Флаг перед Монастырской церковью был приспущен, и распорядитель похорон, ожидавший меня у выхода, протянул мне конверт с открытками, которые были вложены в букеты цветов и венки, — я сам их написал. Потом я повел отца к машине, прикрывая его зонтиком от дождя, а он при этом повторял: «Что ты делаешь?» и «Прекрати!» Мы выехали с территории кладбища, а отец все продолжал причитать: «Осторожно, не туда, как ты ездишь, а куда мы, собственно говоря, едем?» Проехав вдоль берега, мы оказались на Восточном кладбище и пошли к могиле, где были похоронены бабушка и дедушка. Могильщик опустил мамину урну в могилу и засыпал ее землей.
Отец был против и надгробного камня. Никого это, дескать, не касается, зачем кому-то знать, кто тут похоронен, какое их дело? Поэтому на могиле ничего не было, только черный и белый песок и табличка с номером. Когда мы вернулись домой, я сварил кофе и достал из буфета чашки. Мы молчали, я закрыл лицо руками и разрыдался — я плакал и плакал над мамой и папой и над всем тем, что произошло, из-за невосполнимой потери близкого тебе человека.

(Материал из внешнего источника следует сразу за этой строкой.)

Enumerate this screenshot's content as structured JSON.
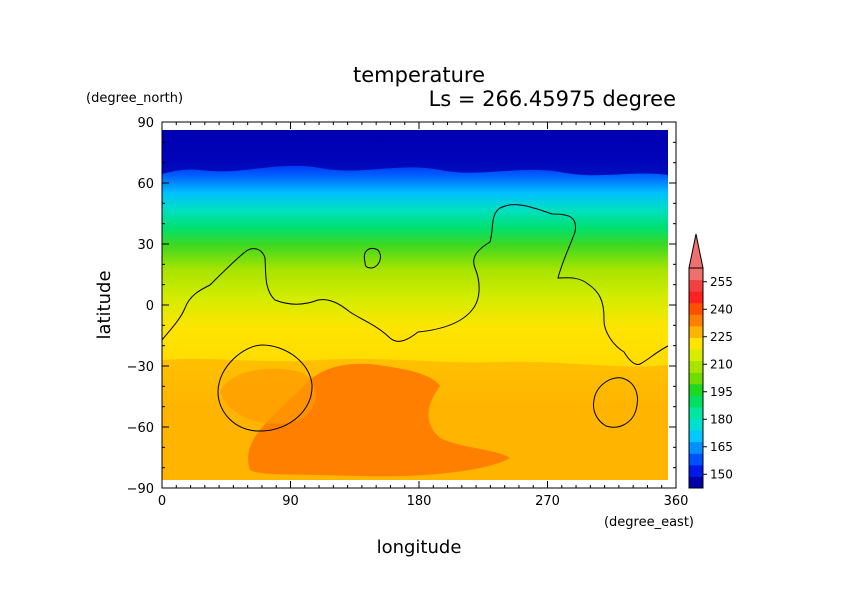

И понемногу мне стало легче.
Я прошел к себе в комнату и открыл чемодан. Все было на месте — раковины, морские ежи, старые пакеты с бутербродами, фульгурит и стеклянные шарики. Я искал осколки гранаты, подаренные мне Хельмутом. Один за другим — и вот уже у меня в руках целая русская граната — как и обещал дядя Хельмут. Я наполнил ее всем, что во мне накопилось: горем, отчаянием и яростью, — вставил взрыватель и отправился на мост Хойбро, чтобы в последний раз взглянуть на Нюкёпинг. Потом вытащил чеку, размахнулся, заткнул уши пальцами и закрыл глаза.